Entre outras reivindicações, o partido populista de direita quer a secessão da região de Flandres e um “fim da imigração“. Segundo cálculos do site Politico, a sigla, que em 2014 tinha apenas três representantes no Parlamento belga, deverá conquistar a maioria dos assentos, 26 do total de 150.

Só que essa é apenas a metade da história, e a outra metade muda tudo.

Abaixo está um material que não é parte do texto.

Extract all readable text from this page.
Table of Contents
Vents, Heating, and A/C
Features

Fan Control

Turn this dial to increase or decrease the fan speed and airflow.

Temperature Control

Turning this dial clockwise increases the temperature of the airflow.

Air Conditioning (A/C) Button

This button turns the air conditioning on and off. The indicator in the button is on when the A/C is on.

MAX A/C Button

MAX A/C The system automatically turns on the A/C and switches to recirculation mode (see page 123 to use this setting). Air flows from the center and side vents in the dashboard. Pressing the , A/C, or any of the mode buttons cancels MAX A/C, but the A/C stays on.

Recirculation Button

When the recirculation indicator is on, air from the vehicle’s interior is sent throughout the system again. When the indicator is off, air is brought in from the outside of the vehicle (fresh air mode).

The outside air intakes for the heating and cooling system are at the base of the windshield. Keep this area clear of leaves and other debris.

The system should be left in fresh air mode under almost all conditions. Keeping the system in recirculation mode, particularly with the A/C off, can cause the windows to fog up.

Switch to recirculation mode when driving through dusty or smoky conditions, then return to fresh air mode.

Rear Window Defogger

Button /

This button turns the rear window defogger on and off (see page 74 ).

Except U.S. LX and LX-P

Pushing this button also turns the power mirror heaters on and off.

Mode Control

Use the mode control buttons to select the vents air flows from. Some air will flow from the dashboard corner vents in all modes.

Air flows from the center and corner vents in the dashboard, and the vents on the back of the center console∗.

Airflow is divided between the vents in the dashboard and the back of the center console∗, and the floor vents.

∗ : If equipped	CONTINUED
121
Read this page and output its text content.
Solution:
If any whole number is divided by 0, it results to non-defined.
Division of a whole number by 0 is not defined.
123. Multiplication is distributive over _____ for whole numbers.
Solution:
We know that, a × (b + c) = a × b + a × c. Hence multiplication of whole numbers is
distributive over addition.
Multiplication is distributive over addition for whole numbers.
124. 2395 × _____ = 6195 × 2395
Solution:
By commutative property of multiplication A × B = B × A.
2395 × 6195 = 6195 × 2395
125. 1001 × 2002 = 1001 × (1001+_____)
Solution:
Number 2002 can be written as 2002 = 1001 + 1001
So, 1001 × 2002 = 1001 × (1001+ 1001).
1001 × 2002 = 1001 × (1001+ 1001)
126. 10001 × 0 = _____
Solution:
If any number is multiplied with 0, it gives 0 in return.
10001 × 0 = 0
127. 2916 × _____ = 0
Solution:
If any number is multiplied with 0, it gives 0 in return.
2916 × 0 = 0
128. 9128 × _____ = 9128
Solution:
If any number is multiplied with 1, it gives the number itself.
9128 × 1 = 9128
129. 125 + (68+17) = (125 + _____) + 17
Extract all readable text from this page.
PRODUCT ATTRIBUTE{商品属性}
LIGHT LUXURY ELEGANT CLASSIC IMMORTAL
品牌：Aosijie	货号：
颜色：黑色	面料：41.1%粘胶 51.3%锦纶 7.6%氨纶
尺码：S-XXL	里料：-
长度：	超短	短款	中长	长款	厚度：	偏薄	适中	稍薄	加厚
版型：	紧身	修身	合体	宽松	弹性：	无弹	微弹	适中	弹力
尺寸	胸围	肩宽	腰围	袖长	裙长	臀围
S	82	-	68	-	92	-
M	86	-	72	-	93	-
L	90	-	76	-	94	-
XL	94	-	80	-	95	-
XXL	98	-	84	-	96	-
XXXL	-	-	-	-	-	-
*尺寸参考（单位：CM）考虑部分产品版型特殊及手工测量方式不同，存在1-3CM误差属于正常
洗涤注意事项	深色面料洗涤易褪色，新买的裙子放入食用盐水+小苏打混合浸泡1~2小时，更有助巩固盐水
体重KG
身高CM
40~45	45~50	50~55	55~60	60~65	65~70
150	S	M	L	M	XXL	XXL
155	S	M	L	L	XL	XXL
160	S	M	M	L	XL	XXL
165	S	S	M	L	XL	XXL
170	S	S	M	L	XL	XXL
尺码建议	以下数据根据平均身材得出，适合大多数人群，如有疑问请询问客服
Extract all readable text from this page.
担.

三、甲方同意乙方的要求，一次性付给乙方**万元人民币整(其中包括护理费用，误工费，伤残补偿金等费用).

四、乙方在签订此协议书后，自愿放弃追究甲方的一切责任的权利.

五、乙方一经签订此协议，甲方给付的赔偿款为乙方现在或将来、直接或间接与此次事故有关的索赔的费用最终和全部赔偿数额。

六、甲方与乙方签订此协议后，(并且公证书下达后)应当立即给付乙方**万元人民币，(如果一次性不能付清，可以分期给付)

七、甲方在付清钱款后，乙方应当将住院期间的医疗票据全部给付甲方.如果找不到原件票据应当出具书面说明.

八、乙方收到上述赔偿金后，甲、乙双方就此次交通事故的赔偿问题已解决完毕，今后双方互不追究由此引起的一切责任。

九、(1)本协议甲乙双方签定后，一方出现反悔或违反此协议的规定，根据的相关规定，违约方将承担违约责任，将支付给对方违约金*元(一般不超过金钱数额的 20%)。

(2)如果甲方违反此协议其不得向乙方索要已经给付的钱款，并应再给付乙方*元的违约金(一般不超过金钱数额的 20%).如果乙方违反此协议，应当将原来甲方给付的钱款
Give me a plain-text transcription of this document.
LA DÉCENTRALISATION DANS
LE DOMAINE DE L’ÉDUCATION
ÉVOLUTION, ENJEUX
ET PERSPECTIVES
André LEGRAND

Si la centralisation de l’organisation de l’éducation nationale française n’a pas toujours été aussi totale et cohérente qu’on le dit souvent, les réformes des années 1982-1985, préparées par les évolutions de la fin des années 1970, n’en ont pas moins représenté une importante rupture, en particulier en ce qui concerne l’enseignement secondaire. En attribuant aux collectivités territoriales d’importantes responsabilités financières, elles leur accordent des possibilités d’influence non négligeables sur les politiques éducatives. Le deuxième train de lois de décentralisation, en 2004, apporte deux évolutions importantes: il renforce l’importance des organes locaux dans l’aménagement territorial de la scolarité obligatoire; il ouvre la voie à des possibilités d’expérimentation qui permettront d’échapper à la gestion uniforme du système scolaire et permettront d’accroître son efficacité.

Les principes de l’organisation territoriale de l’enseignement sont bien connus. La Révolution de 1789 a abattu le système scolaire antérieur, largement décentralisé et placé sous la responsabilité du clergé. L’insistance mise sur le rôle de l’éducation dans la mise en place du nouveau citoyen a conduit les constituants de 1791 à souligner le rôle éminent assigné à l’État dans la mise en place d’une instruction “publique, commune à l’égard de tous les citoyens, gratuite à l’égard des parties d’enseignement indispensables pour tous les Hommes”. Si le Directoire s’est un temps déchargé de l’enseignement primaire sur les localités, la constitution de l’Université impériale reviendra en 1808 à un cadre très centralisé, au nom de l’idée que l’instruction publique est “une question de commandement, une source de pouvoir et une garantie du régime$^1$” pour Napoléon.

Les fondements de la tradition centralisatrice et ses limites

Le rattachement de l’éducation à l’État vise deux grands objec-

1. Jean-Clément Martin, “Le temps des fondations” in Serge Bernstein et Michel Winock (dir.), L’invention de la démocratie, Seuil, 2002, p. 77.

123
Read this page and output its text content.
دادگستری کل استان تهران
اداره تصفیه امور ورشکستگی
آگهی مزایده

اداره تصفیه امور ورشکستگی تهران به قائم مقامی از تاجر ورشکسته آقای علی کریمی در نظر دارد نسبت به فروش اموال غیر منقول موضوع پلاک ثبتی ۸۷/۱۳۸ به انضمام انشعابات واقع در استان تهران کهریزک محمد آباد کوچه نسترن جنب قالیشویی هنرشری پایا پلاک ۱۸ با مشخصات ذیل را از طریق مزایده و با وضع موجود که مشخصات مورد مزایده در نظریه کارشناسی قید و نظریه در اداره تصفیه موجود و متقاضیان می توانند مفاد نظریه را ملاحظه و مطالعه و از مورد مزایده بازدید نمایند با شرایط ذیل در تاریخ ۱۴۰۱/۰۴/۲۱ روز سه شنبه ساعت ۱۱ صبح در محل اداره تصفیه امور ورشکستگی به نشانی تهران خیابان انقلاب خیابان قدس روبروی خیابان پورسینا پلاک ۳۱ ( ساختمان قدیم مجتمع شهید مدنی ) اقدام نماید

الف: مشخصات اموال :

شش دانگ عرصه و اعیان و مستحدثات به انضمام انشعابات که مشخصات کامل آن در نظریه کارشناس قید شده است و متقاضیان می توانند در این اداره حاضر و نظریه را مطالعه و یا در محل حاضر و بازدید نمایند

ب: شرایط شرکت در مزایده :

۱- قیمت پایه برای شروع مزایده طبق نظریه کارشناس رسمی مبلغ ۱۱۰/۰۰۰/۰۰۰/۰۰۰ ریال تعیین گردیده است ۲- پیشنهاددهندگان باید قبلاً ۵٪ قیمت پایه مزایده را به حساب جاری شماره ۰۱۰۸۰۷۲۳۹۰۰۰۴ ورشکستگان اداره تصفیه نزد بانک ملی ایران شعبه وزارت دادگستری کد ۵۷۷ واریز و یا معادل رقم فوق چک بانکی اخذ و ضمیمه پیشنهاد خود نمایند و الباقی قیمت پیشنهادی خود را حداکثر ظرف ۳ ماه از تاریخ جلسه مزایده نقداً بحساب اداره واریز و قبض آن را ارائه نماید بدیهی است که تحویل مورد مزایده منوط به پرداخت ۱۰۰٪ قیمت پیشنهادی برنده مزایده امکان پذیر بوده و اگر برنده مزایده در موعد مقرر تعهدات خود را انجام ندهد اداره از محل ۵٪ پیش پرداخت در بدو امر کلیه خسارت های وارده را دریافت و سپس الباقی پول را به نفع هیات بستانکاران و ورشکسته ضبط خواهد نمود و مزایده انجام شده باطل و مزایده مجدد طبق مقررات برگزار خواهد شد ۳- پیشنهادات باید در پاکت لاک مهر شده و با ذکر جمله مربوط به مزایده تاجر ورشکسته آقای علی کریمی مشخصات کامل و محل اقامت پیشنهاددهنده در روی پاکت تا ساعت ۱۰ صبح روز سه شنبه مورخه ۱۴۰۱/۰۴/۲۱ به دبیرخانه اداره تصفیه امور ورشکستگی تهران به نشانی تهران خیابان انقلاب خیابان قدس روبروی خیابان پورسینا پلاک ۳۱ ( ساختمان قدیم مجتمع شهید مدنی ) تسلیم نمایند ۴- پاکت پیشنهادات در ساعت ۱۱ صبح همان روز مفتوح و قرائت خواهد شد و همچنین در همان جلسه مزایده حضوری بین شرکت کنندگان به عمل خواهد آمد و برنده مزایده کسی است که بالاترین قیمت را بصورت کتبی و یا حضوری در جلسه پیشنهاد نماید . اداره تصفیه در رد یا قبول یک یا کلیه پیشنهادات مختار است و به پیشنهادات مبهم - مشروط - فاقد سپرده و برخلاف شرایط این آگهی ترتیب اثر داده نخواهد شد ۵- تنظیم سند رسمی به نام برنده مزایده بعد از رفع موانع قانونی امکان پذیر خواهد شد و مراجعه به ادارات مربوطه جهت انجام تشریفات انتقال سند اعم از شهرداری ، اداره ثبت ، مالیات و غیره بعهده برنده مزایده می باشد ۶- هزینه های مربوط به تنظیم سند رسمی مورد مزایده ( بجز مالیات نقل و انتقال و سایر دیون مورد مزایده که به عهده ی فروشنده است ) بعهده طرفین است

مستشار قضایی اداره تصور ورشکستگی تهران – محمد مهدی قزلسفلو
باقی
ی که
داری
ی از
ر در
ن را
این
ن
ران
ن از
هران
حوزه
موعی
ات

Estabelecida há quase 200 anos como Estado federativo “colcha de retalhos”, a Bélgica é um conto de dois países: no sul, a francófona Valônia, no norte, Flandres, cujo idioma é o flamengo, com a região de Bruxelas como uma pequena ilha oficialmente bilíngue.

Na emissora pública valona RTBF, quase não se veem políticos radicais de direita exigindo fechamento de fronteiras ou lamentando o ocaso da civilização ocidental, ao vivo na TV. Pois a maioria dos jornalistas aplica o princípio do “cordão sanitário“.

“A regra é que não se deve dar voz direita à extrema direita, acesso direto ao vivo à mídia”, explica a jornalista Maria Udrescu, do diário belga La Libre. “A gente pode citar políticos ultradireitistas, por exemplo, mas sempre situando num contexto.”

Outro motivo da ausência de extremistas na RTBF é a escassez de grandes protagonistas da direita na região. Mas será que não há extrema direita forte na Valônia porque se aplica o cordão sanitário, ou é tão fácil sustentar a medida por não haver uma direita radical de peso na região? Para Udrescu, é como perguntar: quem veio primeiro, o ovo ou a galinha?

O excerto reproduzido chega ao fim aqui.